The ICJ said that the Italian Senate’s Commission on Elections and Immunities should recommend the authorization of the criminal investigation to the full Senate, where Matteo Salvini also sits as a Senator.

“The decision on investigation of gross human rights violations such as mass and arbitrary deprivation of liberty should not be subject to political scrutiny but be left to the assessment of the judiciary,” said Massimo Frigo, Senior Legal Adviser for the ICJ Europe Programme.

The indictment for “kidnapping” against Minister Salvini has already been approved at the judicial stage by the Tribunal of Ministers of Catania, which affirmed that Minister Salvini is alleged to have abused his administrative power in this matter for the political goal of negotiating resettlements with other European countries.

“No human being should effectively be made hostage for the purpose of political negotiations,” said Massimo Frigo.

“It does not matter which country may have been primarily responsible for the rescue at sea. No authority may arbitrarily restrict of the right to liberty of 177 human beings,” he added.

The ICJ considers that it is highly problematic for the principle of the rule of law that the decision on prosecution for a crime underlying a gross violation of human rights, such as kidnapping, be entrusted to a political body.

This decision should be left to the judiciary based on legal and not political grounds.

Under international human rights law, including the European Convention on Human Rights and the International Covenant on Civil and Political Rights, States have an obligation to investigate, prosecute, try and, if found guilty, convict persons responsible of gross violations of human rights, among which counts the arbitrary deprivation of liberty.

This applies to all State officials, irrespective of their position of authority.

Contact

Massimo Frigo, ICJ Senior Legal Adviser, t: +41 22 979 38 05 ; e: massimo.frigo(a)icj.org

 Background

The Italian “U. Diciotti” boat was at the centre of a political scandal last August when the Minister of Interior Matteo Salvini refused disembarkation of 177 people for several days in order to negotiate their resettlement with other European countries.

While the boat entered Italian waters on 20 August, they were eventually disembarked in the night between Saturday 25 and Sunday 26 August after some countries and the catholic church made some nominal declaration of resettlement or reception.

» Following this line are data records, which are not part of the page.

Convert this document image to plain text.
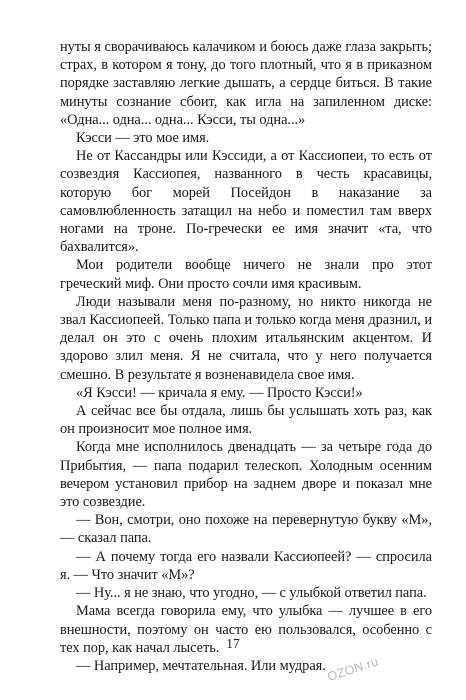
нуты я сворачиваюсь калачиком и боюсь даже глаза закрыть; страх, в котором я тону, до того плотный, что я в приказном порядке заставляю легкие дышать, а сердце биться. В такие минуты сознание сбоит, как игла на запиленном диске: «Одна... одна... одна... Кэсси, ты одна...»

Кэсси — это мое имя.

Не от Кассандры или Кэссиди, а от Кассиопеи, то есть от созвездия Кассиопея, названного в честь красавицы, которую бог морей Посейдон в наказание за самовлюбленность затащил на небо и поместил там вверх ногами на троне. По-гречески ее имя значит «та, что бахвалится».

Мои родители вообще ничего не знали про этот греческий миф. Они просто сочли имя красивым.

Люди называли меня по-разному, но никто никогда не звал Кассиопеей. Только папа и только когда меня дразнил, и делал он это с очень плохим итальянским акцентом. И здорово злил меня. Я не считала, что у него получается смешно. В результате я возненавидела свое имя.

«Я Кэсси! — кричала я ему. — Просто Кэсси!»

А сейчас все бы отдала, лишь бы услышать хоть раз, как он произносит мое полное имя.

Когда мне исполнилось двенадцать — за четыре года до Прибытия, — папа подарил телескоп. Холодным осенним вечером установил прибор на заднем дворе и показал мне это созвездие.

— Вон, смотри, оно похоже на перевернутую букву «М», — сказал папа.

— А почему тогда его назвали Кассиопеей? — спросила я. — Что значит «М»?

— Ну... я не знаю, что угодно, — с улыбкой ответил папа.

Мама всегда говорила ему, что улыбка — лучшее в его внешности, поэтому он часто ею пользовался, особенно с тех пор, как начал лысеть.

— Например, мечтательная. Или мудрая.

17
OZON.ru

Minister Salvini was later accused of “kidnapping” for having arbitrarily deprived of their liberty the 177 persons on board the “U.Diciotti”. While the prosecutor in the case asked for the dismissal of the charges, the Tribunal of Ministers, composed of ordinary judges, that is responsible for the legal assessment of the indictment, held the indictment to be in accordance with the law and that sufficient suspicion existed to warrant an investigation.

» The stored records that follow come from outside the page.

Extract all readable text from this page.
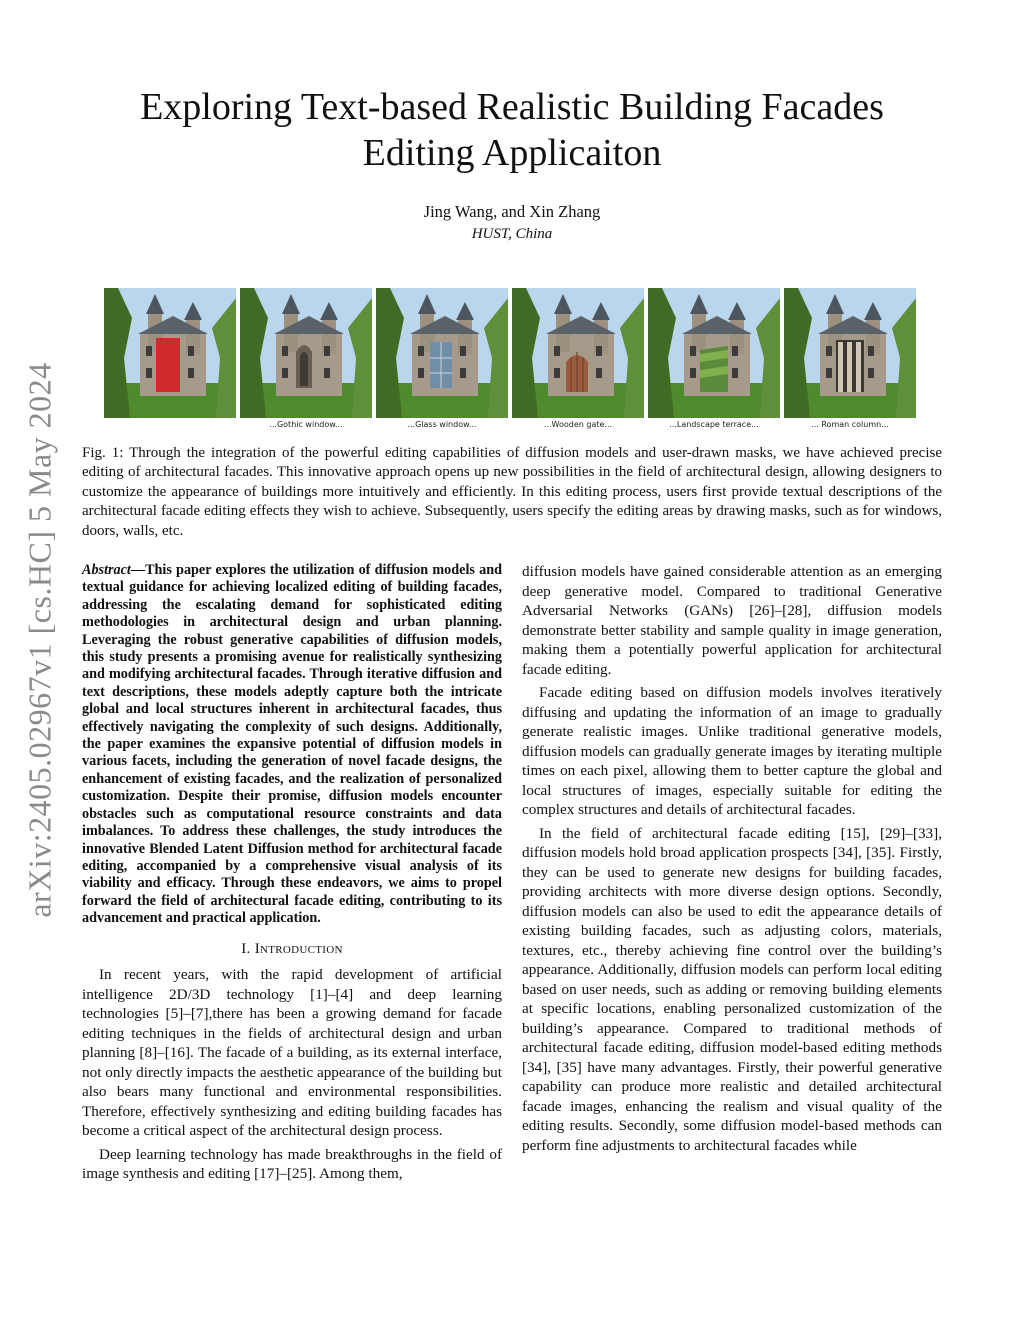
arXiv:2405.02967v1 [cs.HC] 5 May 2024
Exploring Text-based Realistic Building Facades
Editing Applicaiton
Jing Wang, and Xin Zhang
HUST, China
...Gothic window...	...Glass window...	...Wooden gate...	...Landscape terrace...	... Roman column...

Fig. 1: Through the integration of the powerful editing capabilities of diffusion models and user-drawn masks, we have achieved precise editing of architectural facades. This innovative approach opens up new possibilities in the field of architectural design, allowing designers to customize the appearance of buildings more intuitively and efficiently. In this editing process, users first provide textual descriptions of the architectural facade editing effects they wish to achieve. Subsequently, users specify the editing areas by drawing masks, such as for windows, doors, walls, etc.

Abstract—This paper explores the utilization of diffusion models and textual guidance for achieving localized editing of building facades, addressing the escalating demand for sophisticated editing methodologies in architectural design and urban planning. Leveraging the robust generative capabilities of diffusion models, this study presents a promising avenue for realistically synthesizing and modifying architectural facades. Through iterative diffusion and text descriptions, these models adeptly capture both the intricate global and local structures inherent in architectural facades, thus effectively navigating the complexity of such designs. Additionally, the paper examines the expansive potential of diffusion models in various facets, including the generation of novel facade designs, the enhancement of existing facades, and the realization of personalized customization. Despite their promise, diffusion models encounter obstacles such as computational resource constraints and data imbalances. To address these challenges, the study introduces the innovative Blended Latent Diffusion method for architectural facade editing, accompanied by a comprehensive visual analysis of its viability and efficacy. Through these endeavors, we aims to propel forward the field of architectural facade editing, contributing to its advancement and practical application.

I. Introduction

In recent years, with the rapid development of artificial intelligence 2D/3D technology [1]–[4] and deep learning technologies [5]–[7],there has been a growing demand for facade editing techniques in the fields of architectural design and urban planning [8]–[16]. The facade of a building, as its external interface, not only directly impacts the aesthetic appearance of the building but also bears many functional and environmental responsibilities. Therefore, effectively synthesizing and editing building facades has become a critical aspect of the architectural design process.

Deep learning technology has made breakthroughs in the field of image synthesis and editing [17]–[25]. Among them,

diffusion models have gained considerable attention as an emerging deep generative model. Compared to traditional Generative Adversarial Networks (GANs) [26]–[28], diffusion models demonstrate better stability and sample quality in image generation, making them a potentially powerful application for architectural facade editing.

Facade editing based on diffusion models involves iteratively diffusing and updating the information of an image to gradually generate realistic images. Unlike traditional generative models, diffusion models can gradually generate images by iterating multiple times on each pixel, allowing them to better capture the global and local structures of images, especially suitable for editing the complex structures and details of architectural facades.

In the field of architectural facade editing [15], [29]–[33], diffusion models hold broad application prospects [34], [35]. Firstly, they can be used to generate new designs for building facades, providing architects with more diverse design options. Secondly, diffusion models can also be used to edit the appearance details of existing building facades, such as adjusting colors, materials, textures, etc., thereby achieving fine control over the building’s appearance. Additionally, diffusion models can perform local editing based on user needs, such as adding or removing building elements at specific locations, enabling personalized customization of the building’s appearance. Compared to traditional methods of architectural facade editing, diffusion model-based editing methods [34], [35] have many advantages. Firstly, their powerful generative capability can produce more realistic and detailed architectural facade images, enhancing the realism and visual quality of the editing results. Secondly, some diffusion model-based methods can perform fine adjustments to architectural facades while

According to article 96 of the Constitution and articles 8-9 of the Constitutional Law no. 1 of 16 January 1989, it is up to the Parliament  to authorize the investigation and prosecution of a Minister. The decision would therefore be up to the Senate in the case of Minister Salvini, as he is a Senator. The Senate may refuse by absolute majority, if it considers “that the person has acted for the protection of a State interest that is constitutionally relevant or for the pursuance of a preminent public interest in the function of Government” (unofficial translation). No appeal is possible against this decision.

Reportedly, the President of the Council of Ministers, Giuseppe Conte, the Vice-President of the Council of Ministers, Luigi Di Maio, and the Minister Danilo Toninelli, have submitted observations to the Senate’s Committee holding that the decision in the case was the reflecting the line of the whole Government and not only of the Minister of Interior.